Kisah Rumput dan Kutilang

Rabu, 19 September 2012

Senja meliuk damai di penghujung hari, mentari mulai mencoba manja dengan sinarnya yang lembut. Terbanglah burung kutilang nan cantik sedikit merajuk, menghunus amarah yang nampak lekat dari binar matanya. Seanggun kegelisahan ujung senja yang akan berganti malam, ia hampiri goyangan rerumputan yang pulas pada diamnya.

“Hai, kau sudah tahu aku, aku paham sama kamu lho?” selorohnya cetus. Rumput itupun menyahut: “Iya, aku tahu, pasti kamu kutilang kan?”. Keakraban pun terjalinlah. Denyut persahabatan yang lazim dari keduanya berjalan sangat indah. Danau telaga yang mengawasi pun nampak tertegun iri melihat mereka.

Laju waktu mencoba mengurung keduanya dalam canda dan coba. Aliran-aliran mimpi terus membayang dalam temaram perjalanan. Rumah takdir yang akan ditempatipun menjadi sisi gamang penuh keraguan, berjejal persoalan merakit tembok komitmen.

Kutilang hanya menitip benih teman dan kehakikian, jangan sampai kedekatan itu berbuah tidak semestinya. Rumput yang terus berfikir mencari posisi logisnya, hanya mencoba tetap tenang dan menenangkan roda hatinya yang dirundung dilema. Tak sepatutnya kutilang terjebak dalam sangkar kering dan lusuh.

Rumput yang terus menatap langit jingga, berbagi wahana kemampuannya, menebar senyum, membagi gurau, mengalihkan problema menjadi karunia. Ia hanya butuh kutilang kembali bernyanyi, kembali ceria, melepas jauh memori senyap tanpa makna, tak lebih dari itu.

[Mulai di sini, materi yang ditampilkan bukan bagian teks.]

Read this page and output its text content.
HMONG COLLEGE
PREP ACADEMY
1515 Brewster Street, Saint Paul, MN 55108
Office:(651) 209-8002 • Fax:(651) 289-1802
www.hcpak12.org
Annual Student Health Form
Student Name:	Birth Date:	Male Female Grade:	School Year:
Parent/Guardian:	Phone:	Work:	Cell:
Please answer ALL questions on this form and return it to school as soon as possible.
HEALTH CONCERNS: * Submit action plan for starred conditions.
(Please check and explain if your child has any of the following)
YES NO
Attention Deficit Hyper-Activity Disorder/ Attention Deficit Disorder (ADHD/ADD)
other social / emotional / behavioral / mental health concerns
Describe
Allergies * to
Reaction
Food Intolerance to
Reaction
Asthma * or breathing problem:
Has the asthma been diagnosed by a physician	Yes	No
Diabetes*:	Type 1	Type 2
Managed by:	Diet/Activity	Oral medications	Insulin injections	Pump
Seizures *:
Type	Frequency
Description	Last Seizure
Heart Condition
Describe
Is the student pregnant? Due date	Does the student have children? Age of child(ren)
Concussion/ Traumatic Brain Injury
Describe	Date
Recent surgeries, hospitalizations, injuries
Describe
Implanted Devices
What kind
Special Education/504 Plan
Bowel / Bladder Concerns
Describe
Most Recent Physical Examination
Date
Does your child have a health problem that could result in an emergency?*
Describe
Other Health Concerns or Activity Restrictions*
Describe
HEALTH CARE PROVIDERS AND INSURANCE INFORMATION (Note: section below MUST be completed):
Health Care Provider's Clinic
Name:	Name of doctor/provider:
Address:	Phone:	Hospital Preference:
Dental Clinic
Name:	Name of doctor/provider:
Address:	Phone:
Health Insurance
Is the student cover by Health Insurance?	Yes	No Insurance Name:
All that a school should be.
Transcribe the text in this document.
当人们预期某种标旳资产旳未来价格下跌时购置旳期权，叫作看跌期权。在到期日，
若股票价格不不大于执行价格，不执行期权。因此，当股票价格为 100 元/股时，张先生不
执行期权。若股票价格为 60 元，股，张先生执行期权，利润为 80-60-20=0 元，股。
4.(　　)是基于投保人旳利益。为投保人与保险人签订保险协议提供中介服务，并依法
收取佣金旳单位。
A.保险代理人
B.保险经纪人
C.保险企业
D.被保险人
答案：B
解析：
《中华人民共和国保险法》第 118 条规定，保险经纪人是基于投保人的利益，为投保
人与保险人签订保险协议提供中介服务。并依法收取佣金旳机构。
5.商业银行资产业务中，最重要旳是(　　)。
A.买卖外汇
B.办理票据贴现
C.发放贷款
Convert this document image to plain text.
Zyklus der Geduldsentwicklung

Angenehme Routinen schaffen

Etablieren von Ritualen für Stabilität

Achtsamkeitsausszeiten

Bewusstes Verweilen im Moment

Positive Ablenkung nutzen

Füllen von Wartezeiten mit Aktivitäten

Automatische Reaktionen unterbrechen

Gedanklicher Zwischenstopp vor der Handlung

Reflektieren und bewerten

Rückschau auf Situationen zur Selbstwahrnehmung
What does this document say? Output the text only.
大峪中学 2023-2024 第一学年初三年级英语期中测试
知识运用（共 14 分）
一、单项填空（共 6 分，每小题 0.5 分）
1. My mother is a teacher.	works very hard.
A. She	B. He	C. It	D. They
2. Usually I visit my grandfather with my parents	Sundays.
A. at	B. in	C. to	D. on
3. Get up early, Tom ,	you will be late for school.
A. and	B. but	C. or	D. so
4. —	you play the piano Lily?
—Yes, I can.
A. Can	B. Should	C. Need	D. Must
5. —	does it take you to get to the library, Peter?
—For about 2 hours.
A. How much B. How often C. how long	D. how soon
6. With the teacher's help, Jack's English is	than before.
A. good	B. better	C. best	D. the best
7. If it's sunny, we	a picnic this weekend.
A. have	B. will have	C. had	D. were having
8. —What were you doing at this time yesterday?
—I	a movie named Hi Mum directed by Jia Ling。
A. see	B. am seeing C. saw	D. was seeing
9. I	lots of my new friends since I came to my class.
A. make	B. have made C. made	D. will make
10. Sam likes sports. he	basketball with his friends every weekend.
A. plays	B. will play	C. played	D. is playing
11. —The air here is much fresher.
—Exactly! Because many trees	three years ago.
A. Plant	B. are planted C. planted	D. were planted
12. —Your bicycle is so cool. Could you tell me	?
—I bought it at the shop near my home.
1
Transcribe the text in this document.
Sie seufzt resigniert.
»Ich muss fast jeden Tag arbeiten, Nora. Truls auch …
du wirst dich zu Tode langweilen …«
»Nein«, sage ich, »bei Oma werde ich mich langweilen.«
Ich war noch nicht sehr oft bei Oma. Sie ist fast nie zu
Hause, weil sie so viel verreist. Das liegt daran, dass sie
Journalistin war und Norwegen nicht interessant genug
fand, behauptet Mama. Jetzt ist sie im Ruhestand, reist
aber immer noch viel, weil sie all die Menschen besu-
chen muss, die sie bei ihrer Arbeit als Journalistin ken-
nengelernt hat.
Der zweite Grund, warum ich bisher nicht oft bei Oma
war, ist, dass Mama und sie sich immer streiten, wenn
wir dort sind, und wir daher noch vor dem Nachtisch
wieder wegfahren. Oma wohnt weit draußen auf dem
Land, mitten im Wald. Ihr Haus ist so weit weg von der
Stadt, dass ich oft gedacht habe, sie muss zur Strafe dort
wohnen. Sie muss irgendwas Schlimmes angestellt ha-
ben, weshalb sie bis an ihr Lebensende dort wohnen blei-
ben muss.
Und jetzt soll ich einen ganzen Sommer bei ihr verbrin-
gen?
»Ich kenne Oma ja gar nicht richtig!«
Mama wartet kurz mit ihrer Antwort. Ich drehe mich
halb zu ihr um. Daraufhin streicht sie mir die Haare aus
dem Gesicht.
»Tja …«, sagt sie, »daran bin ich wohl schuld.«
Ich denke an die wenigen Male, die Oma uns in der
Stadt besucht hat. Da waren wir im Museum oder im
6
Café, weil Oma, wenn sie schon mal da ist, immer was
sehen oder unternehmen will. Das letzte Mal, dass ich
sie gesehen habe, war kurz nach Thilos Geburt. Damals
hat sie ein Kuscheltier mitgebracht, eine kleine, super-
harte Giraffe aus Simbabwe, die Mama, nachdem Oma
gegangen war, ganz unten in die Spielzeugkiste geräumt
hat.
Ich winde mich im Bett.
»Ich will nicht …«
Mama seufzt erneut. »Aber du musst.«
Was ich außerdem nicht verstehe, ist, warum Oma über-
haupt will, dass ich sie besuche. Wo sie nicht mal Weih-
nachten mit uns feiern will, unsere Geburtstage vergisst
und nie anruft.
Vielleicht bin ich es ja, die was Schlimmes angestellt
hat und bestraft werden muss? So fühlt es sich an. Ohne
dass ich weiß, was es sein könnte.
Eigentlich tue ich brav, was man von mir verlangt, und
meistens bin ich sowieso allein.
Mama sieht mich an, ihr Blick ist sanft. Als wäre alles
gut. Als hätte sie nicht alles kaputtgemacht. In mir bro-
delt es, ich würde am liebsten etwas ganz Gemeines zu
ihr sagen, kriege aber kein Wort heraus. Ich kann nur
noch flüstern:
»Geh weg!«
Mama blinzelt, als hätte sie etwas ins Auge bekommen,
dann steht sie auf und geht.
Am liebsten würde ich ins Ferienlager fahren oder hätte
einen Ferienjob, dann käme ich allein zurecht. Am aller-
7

Rumput sadar akan posisinya, dan pembelajaran proses hidupnya yang ia rasa sebagai nikmat besar dari Tuhan.

Dalam keramahan demi keramahan waktu merekapun kembali berjuang menjalani keakraban mengharap ridla Tuhan, agar garis takdir menjadi jelas, benar dan terarah sesuai kondisi sewajarnya.Entah sampai kapan hanya Tuhan penentu segalanya yang Tahu.